Ayahku menikahi Karen setahun yang lalu. Dua tahun setelah kematian Ibuku. Ayahku seorang duda dan Karen seorang janda.  Karen tidak ditinggal mati oleh suaminya, mereka bercerai—sekiranya itu yang aku tahu. Usianya sudah berkepala tiga dan memiliki empat orang anak. Adrik, Zenny, Arthur, dan Vania. Mereka saudaraku untuk sekarang atau bahkan selamanya. Adrik tiga tahun lebih tua dariku, Zenny dua tahu lebih tua dariku, Arthur setahun lebih tua dariku, dan Vania dua tahun lebih muda dariku. Di antara mereka, Arthur lah yang paling tidak menyukaiku dan aku pun begitu. Aku tidak terlalu akrab dengan mereka, kami selalu saja bersitegang setiap kali bersama. Di mana pun dan kapan pun.

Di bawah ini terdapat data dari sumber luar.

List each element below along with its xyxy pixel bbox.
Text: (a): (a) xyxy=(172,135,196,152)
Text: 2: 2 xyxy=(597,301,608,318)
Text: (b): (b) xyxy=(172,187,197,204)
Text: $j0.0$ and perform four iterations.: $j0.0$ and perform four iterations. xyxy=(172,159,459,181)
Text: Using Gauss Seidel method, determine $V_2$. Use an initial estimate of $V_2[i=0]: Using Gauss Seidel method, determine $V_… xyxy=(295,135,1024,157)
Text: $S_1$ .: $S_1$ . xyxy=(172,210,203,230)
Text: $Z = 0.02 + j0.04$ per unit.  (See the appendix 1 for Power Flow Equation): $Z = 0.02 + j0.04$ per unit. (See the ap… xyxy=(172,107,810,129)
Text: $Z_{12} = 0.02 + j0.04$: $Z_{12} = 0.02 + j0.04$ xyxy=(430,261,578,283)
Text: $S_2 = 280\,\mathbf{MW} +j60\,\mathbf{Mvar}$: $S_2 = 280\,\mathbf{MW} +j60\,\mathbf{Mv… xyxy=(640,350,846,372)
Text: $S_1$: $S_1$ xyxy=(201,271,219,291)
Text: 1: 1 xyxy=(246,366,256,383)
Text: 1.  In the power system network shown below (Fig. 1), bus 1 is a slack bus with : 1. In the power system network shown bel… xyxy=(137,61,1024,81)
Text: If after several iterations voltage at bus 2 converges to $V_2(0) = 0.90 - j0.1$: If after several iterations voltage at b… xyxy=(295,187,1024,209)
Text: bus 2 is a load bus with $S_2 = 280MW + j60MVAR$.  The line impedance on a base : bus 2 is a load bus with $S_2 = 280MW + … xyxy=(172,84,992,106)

Walau Ayahku—Deska—selalu menasihatiku agar tidak selalu berlaku kasar terhadap saudara-saudaraku. Seperti sekarang ini.

"Jangan pelit dengan saudaramu, Belle!" Deska mengambil satu lembar pancake-ku yang dibuat Karen untuk sarapan pagi ini.

Aku mendengus kesal, berpaling memelototi Vania yang tak berani melihatku. "Dasar manja. Kau kecil, tapi perutmu besar," ledekku. Vania semakin menunduk menatap piring makannya yang kosong.

Ayah menyenggol lenganku, mendelik ke arahku. "Habiskan sarapan kalian dan berangkatlah sekolah."

Kami semua mengangguk mengiyakan sambil menyantap kembali sarapan masing-masing. Setelah beberapa menit yang lalu aku bersitegang dengan adik tiriku.

****

"Kau cocok sekali dengan pakaian itu, Belly." Dia tertawa menyebalkan, yang berhasil membuatku naik pitam setiap kali mendengarnya.

Aku berpaling, mencari sumber suara. Pemuda berbintik jingga di kedua pipinya dengan rambut jingga terang. Gigi kelincinya putih, tapi aku berharap bisa mencopotnya satu agar ia tidak terus bicara bombas tentang diriku.

Perry Davidson, murid kesayangan Ny. Victoria atau terlebih dia adalah keponakan Ny. Victoria. Ny. Victoria merupakan guru seni di sekolahku. Dialah yang mengetuai acara pementasan drama yang sekarang akan  diadakan di gedung serbaguna. Menjadikan Perry tokoh yang paling ditunggu-tunggu di acara pementasan ini, tapi tak seorang pun tahu, kecuali aku yang bahkan ingin muntah saat mendengarnya.

Aku mendapati Perry berdiri bersama teman-temannya, semakin menjadi-jadi dengan segala celotehnya yang membuatku ingin segera melandaskan tinjuku tepat di gigi kelincinya. Aku mengangkat gaun hitam bergaya victoria yang membalut tubuhku, menghampiri Si Gigi Kelinci dengan segala amarah yang tertumpu di kepalaku hingga rasanya sudah sebesar dunia dan ingin meledak saja.

"Jangan coba-coba untuk menggodaku!" Dengan wajah garang dan pelototan tajam dariku berhasil membuatnya bungkam.

Aku meremas kerah baju kerajaannya yang sayang sekali sekarang sudah berantakan karena ulahku. Wajahnya berubah pucat dengan keringat mengaliri pelipisnya. Dia mengangkat kedua tangannya. "Maaf Belly. Aku tidak ber-"

"Tidak apa?! Kau pikir aku tidak punya telinga, huh!" Tanganku mengepal hendak menghajarnya habis-habisan.

"Hah!" suara histeris Ny. Victoria menggema keseluruh ruang make up. "Apa yang kau lakukan dengan hasil karyaku?!"

Aku melonggarkan remasanku. Ny. Victoria menghampiriku dengan gaya jalannya yang unik—menurutku.

"Lepaskan tanganmu!" Dia menarik tanganku dari Perry. Menggeserku dengan pakaiannya yang bahkan lebih besar dari kostumku. Aku terjungkal tak bisa menahan berat badanku. Menunggu hingga saatnya pantatku melandas di lantai, tapi seseorang menahan pinggangku.